Car les marges de progrès restent importantes. La mise au point d’une agriculture «durablement intensive», faisant appel à toute la panoplie des moyens techniques disponibles, y compris les biotechnologies, reste une importante carte à jouer. «Dans l’immédiat, le principal facteur limitant dans les pays du Sud, et notamment en Afrique, c’est l’accès aux engrais et aux semences», explique Gérard Matheron, président du Cirad (centre de recherche agronomique pour le développement), auteur avec Marion Guillou, présidente de l’Inra, d’un ouvrage récent sur le sujet.* La lutte contre les pertes et le gaspillage, l’organisation des échanges par la stabilisation des prix et le soutien financier au développement d’une agriculture vivrière compétitive dans les pays du Sud sont autant d’autres priorités.
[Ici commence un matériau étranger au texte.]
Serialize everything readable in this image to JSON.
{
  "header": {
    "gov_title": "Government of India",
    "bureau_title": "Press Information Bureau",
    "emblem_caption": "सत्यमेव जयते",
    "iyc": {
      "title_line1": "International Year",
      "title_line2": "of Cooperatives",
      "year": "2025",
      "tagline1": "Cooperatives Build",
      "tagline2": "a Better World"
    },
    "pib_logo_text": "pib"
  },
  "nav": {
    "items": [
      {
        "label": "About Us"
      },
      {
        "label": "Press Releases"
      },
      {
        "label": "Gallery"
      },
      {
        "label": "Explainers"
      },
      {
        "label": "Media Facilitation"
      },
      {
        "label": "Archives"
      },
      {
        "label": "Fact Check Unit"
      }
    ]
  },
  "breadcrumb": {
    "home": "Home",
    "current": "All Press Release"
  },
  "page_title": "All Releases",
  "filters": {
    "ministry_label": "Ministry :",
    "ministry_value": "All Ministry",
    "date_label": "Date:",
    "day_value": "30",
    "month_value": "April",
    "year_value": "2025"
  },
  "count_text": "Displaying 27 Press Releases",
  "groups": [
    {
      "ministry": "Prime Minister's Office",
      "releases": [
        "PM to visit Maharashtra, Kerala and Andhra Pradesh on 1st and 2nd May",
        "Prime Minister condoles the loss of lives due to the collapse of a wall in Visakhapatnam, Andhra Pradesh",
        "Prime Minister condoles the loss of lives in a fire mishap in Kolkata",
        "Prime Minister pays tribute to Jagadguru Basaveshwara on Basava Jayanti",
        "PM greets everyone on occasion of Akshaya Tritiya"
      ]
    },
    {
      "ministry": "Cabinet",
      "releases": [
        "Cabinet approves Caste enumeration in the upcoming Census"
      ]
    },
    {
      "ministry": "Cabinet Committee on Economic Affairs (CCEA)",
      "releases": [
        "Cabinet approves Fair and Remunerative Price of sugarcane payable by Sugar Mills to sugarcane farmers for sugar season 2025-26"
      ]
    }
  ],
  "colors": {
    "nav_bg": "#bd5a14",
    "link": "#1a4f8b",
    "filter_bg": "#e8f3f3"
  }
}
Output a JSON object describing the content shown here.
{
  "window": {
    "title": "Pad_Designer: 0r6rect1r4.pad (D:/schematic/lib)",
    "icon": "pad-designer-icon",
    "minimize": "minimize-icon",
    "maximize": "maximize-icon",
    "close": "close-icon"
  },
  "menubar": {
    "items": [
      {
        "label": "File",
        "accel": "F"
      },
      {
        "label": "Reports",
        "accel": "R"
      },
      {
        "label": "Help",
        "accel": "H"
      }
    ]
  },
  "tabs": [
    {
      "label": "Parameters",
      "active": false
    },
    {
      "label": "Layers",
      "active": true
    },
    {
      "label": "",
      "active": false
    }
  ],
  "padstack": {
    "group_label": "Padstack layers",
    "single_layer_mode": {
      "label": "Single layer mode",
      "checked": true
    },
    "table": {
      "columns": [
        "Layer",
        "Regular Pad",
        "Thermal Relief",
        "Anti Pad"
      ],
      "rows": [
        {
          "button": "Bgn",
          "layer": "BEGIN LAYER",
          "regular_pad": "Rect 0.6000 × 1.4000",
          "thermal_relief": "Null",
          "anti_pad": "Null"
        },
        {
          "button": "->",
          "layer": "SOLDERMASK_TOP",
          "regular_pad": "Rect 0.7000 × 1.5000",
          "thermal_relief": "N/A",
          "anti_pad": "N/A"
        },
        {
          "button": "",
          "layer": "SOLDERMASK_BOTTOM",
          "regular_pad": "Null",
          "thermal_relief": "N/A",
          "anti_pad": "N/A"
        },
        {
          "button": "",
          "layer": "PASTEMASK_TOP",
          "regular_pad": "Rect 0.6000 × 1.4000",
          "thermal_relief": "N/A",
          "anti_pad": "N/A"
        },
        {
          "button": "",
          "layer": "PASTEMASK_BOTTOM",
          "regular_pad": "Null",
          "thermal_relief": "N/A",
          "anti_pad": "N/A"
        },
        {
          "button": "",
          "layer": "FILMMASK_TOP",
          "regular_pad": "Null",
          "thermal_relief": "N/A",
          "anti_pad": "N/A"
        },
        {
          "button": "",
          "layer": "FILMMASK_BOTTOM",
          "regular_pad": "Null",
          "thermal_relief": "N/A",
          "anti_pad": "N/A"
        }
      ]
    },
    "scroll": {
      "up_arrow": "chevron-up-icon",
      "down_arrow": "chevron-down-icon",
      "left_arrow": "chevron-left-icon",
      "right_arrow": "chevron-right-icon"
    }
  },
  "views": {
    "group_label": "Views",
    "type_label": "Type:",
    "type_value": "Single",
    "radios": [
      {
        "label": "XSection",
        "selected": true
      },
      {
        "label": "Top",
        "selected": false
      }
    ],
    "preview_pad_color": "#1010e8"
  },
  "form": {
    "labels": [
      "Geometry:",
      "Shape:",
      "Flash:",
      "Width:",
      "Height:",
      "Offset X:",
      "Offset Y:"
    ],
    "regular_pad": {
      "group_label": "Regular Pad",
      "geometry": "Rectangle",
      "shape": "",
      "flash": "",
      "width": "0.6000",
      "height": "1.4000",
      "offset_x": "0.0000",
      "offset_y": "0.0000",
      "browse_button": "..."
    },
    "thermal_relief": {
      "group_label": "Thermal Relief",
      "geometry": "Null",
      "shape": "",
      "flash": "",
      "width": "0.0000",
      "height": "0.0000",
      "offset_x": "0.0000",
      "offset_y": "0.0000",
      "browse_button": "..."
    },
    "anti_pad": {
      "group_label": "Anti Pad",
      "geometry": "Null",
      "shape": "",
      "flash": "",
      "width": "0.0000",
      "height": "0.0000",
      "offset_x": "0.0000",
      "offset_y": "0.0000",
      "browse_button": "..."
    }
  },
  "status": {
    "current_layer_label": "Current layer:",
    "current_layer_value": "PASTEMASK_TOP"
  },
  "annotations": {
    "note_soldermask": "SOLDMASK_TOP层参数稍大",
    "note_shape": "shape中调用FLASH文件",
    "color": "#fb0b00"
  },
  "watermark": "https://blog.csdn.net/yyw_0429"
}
En gardant à l’esprit que le verre n’est pas qu’à moitié vide. Si le nombre de malnutris a crû en valeur absolue ces dix dernières années, principalement en raison des conflits et de la hausse des prix des aliments, leur proportion a baissé de moitié depuis trente-cinq ans. Sans doute une raison d’espérer. –  M. Mé « 

Commentaire :  Cet article traite de l’un des sujets les plus préoccupants dans l’actualité mondiale : la faim dans le monde, principalement en Asie et en Afrique selon les sources. En effet, si aujourd’hui nous sommes 7 milliards à nourrir sur notre planète dont 1 milliard n’ont pas accès à de la nourriture, les études montrent que nous seront 9 milliards d’hommes sur Terre en 2050. Une importante problématique se soulève : si nous ne sommes déjà pas capables d’assurer la survie alimentaire de tous aujourd’hui, comment ferons-nous dans le futur ? Le problème est humanitaire, mais concerne tous les domaines. Politiquement parlant, les puissances devront s’investir et s’allier si elles veulent parvenir à régler ce problème, d’autant plus qu’il s’agit d’un problème résultant en partie des conflits qui font s’affronter les pays entre eux. C’est également une affaire de volonté de la part de tous, car il semblerait que beaucoup de pays puissants mènent une « politique de l’autruche » et semblent plus se préoccuper des « grosses crises » les touchant, crises qui ne sont pourtant rien par rapport à la misère absolue qui touche ailleurs d’autres être humains livrés à eux-même.